Pentagram is like Death, the Detroit punks, in that the band happened and had a small following at the time. Decades later, the internet and record collectors allowed for this groundswell of support that made the band bigger than ever.
At shows now, we look out at the audience and see teenagers along with people our age or even older. At this point, we are covering a couple of generations. It’s pretty cool.
You mentioned Saint Vitus. You worked with Wino for a bit, right?

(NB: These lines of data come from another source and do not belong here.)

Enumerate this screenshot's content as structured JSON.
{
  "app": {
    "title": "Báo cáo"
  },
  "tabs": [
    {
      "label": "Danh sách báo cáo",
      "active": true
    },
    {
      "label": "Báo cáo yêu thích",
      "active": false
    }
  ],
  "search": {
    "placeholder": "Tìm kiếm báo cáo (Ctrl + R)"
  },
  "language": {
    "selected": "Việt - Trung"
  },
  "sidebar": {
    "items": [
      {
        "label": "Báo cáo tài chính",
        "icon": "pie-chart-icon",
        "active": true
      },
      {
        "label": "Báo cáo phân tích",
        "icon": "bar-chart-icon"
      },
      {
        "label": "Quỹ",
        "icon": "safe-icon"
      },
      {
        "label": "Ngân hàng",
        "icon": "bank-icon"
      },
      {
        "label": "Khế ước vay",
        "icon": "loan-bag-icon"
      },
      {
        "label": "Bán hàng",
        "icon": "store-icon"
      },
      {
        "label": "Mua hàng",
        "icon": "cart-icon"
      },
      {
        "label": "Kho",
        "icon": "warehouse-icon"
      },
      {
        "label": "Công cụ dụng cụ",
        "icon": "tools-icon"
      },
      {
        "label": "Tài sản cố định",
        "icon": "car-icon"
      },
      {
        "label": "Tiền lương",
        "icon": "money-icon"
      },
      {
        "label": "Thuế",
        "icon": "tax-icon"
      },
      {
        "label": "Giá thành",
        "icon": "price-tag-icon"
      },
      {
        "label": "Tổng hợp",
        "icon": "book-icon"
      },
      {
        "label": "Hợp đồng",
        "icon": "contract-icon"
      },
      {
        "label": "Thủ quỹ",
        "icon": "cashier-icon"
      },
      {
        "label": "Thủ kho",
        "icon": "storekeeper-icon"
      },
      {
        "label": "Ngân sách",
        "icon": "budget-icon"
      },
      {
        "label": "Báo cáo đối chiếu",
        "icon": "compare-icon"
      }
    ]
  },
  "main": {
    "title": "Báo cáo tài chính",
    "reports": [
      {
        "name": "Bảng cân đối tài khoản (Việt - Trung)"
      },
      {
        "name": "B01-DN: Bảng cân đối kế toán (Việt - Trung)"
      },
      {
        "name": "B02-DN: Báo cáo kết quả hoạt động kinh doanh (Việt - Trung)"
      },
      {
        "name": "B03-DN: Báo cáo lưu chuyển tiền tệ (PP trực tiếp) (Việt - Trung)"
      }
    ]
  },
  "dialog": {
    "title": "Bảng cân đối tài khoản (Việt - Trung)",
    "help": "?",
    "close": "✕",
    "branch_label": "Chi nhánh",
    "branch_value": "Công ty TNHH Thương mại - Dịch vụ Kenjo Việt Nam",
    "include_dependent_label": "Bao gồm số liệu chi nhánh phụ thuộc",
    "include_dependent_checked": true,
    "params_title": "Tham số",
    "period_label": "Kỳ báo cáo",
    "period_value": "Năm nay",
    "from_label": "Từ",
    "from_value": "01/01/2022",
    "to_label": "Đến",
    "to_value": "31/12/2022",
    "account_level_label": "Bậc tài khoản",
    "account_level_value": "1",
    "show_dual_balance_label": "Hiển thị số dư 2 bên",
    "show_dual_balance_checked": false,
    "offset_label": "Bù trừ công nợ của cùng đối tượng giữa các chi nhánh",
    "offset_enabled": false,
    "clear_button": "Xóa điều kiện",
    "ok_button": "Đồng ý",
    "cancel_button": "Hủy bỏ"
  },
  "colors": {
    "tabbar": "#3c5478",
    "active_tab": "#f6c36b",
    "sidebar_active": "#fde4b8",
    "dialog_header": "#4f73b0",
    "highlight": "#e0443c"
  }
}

Wino and I were sort of partners in crime for a little bit from the early '80s to the mid '80s. We were good friends and hung out a lot. He was in the Obsessed and I was in Pentagram. We also, at one point, shared a band house together. Then around ’87 or so he moved out to L.A. and started Saint Vitus. In 2000 I started Place of the Skulls. Since then we recorded five or six albums and toured a lot. I still have that band going as well. So Wino temporarily joined Place of Skulls for one album in 2003, I think. We had sort of always contemplated working together. After we had worked together, we thought it might be better if we did our own thing. We both have so many ideas. We have different philosophies and things like that.
embed-2Place of the Skulls is considered by some to be a Christian band …
I never marketed it as a Christian band and put up that wall. Obviously, my spirituality is a big part of it. I wouldn’t say it’s a vehicle of that, because a lot of the stuff I write for Pentagram is the same thing … I’m the lead singer of Place of the Skulls, and Bobby is lead singer of Pentagram. That’s the division that separates the style of the two bands. Bobby brings his own style to the vocals on the stuff I write for Pentagram. Generally, I’ve written about 50 percent of the songs on the albums of Pentagram I’ve appeared on. Now with Greg (Turley) in the band, he’s a songwriter. A lot of it is evenly split between stuff Bobby writes or has written — he doesn’t really write a lot of new material but brings things up from older material we refurbish — and Greg and myself. The cool thing is it all kind of blends together seamlessly in the final product.
Pentagram, Mondo Drag, and Crawl play the Masquerade (Hell) on Mon., Mar. 14. $20. 8 p.m. 695 North Ave. www.masqueradeatlanta.com.